D’après l’Association syndicale des industriels de l’isolation végétale (Asiv), les isolants végétaux par exemple représentent aujourd’hui 6% du marché des isolants et pourraient rapidement atteindre les 10%.
Mieux encore, toutes filières confondues (également les filières recyclées comme l’isolant Métisse), la croissance annuelle des éco-matériaux serait de 30 à 40 % par an !
Structure de la filière
Aux côtés des fabricants « historiques », comme l’entreprise européenne Steico spécialisée en fibre de bois, de nouveaux fabricants se sont progressivement lancés. Résultat : la filière organise le lobbying avec la volonté de promouvoir et défendre leurs matériaux, malgré des moyens somme toute assez réduits.

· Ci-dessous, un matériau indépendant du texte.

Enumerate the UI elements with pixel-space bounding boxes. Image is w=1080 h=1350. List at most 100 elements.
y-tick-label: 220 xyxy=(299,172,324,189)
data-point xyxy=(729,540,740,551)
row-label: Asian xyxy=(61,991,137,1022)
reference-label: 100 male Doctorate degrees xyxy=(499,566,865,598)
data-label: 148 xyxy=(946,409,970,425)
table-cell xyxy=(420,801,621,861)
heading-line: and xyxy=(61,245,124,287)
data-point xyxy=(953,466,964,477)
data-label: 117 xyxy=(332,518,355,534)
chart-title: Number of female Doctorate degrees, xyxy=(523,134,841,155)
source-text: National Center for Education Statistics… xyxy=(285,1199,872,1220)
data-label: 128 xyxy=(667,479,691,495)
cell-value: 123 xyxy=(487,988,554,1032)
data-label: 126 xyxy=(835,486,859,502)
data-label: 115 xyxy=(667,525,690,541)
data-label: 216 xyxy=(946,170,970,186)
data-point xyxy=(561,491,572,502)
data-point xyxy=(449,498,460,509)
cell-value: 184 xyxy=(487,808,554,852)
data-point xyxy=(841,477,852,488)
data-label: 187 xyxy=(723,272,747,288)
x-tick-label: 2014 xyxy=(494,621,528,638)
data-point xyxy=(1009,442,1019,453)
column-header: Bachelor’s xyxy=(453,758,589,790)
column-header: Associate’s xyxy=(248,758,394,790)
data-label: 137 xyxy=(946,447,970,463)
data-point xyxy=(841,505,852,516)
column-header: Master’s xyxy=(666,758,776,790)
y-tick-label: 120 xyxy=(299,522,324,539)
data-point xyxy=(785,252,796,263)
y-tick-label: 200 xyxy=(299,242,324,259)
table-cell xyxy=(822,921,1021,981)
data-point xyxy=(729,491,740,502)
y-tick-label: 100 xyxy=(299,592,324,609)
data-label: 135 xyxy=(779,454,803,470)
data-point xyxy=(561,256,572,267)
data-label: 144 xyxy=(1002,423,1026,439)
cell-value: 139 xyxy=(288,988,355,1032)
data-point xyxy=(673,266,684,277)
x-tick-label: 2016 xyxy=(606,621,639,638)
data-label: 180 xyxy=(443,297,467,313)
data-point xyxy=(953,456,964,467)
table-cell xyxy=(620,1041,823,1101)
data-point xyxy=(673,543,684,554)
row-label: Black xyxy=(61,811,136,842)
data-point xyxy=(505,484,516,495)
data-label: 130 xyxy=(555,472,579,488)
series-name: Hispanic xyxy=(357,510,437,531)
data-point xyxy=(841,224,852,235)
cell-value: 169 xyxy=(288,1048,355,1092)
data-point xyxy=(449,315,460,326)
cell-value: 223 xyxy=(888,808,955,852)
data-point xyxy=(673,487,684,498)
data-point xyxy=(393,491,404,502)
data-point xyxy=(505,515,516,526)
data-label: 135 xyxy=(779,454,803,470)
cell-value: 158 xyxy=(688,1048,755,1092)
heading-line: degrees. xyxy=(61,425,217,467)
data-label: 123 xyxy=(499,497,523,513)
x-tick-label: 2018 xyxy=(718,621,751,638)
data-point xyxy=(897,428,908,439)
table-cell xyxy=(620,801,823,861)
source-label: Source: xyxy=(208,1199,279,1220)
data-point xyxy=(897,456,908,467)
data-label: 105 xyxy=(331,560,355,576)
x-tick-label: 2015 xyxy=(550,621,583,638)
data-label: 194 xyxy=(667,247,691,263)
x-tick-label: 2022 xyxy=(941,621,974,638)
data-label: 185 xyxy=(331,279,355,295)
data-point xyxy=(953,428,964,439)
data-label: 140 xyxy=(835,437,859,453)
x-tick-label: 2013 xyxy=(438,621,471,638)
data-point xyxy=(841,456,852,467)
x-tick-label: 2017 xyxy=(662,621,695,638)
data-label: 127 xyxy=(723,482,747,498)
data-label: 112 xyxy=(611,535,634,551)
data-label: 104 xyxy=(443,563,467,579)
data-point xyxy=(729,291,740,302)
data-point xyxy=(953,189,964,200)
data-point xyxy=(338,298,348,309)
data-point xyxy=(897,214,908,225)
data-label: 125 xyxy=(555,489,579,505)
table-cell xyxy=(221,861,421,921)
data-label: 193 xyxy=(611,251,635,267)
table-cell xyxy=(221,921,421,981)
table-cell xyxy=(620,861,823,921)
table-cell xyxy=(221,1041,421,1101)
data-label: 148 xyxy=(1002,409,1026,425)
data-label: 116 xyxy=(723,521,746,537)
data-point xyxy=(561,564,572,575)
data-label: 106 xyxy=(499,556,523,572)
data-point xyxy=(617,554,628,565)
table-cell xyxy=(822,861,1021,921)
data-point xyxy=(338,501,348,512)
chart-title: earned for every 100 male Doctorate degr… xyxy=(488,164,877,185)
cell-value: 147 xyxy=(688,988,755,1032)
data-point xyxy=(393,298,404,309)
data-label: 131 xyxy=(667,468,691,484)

A titre d’exemple, l’Asiv citée plus haut participe activement aux instances qui traitent des questions de l’isolation comme l’Acermi et le CSTB par exemple.
Mais le défi de la filière n’est pas forcément là : il lui faut aujourd’hui convaincre les négociants de matériaux pour mieux toucher les artisans… dont certains sont encore étrangers à cet univers. On parle souvent d’immobilisme dans le bâtiment sans prendre en compte que le tissu artisanal est composé d’entreprises d’une à 5 personnes qui peinent à se mettre « à jour ». Les fabricants gagneraient donc à participer à la formation des artisans !
Les perspectives d’intégration des éco-matériaux dans le paysage Français sont plus que prometteuses. Il ne reste plus qu’à convaincre les maitres d’ouvrage de payer temporairement un léger supplément pour avoir de la ouate de cellulose ou de la fibre de bois… au lieu d’une laine minérale.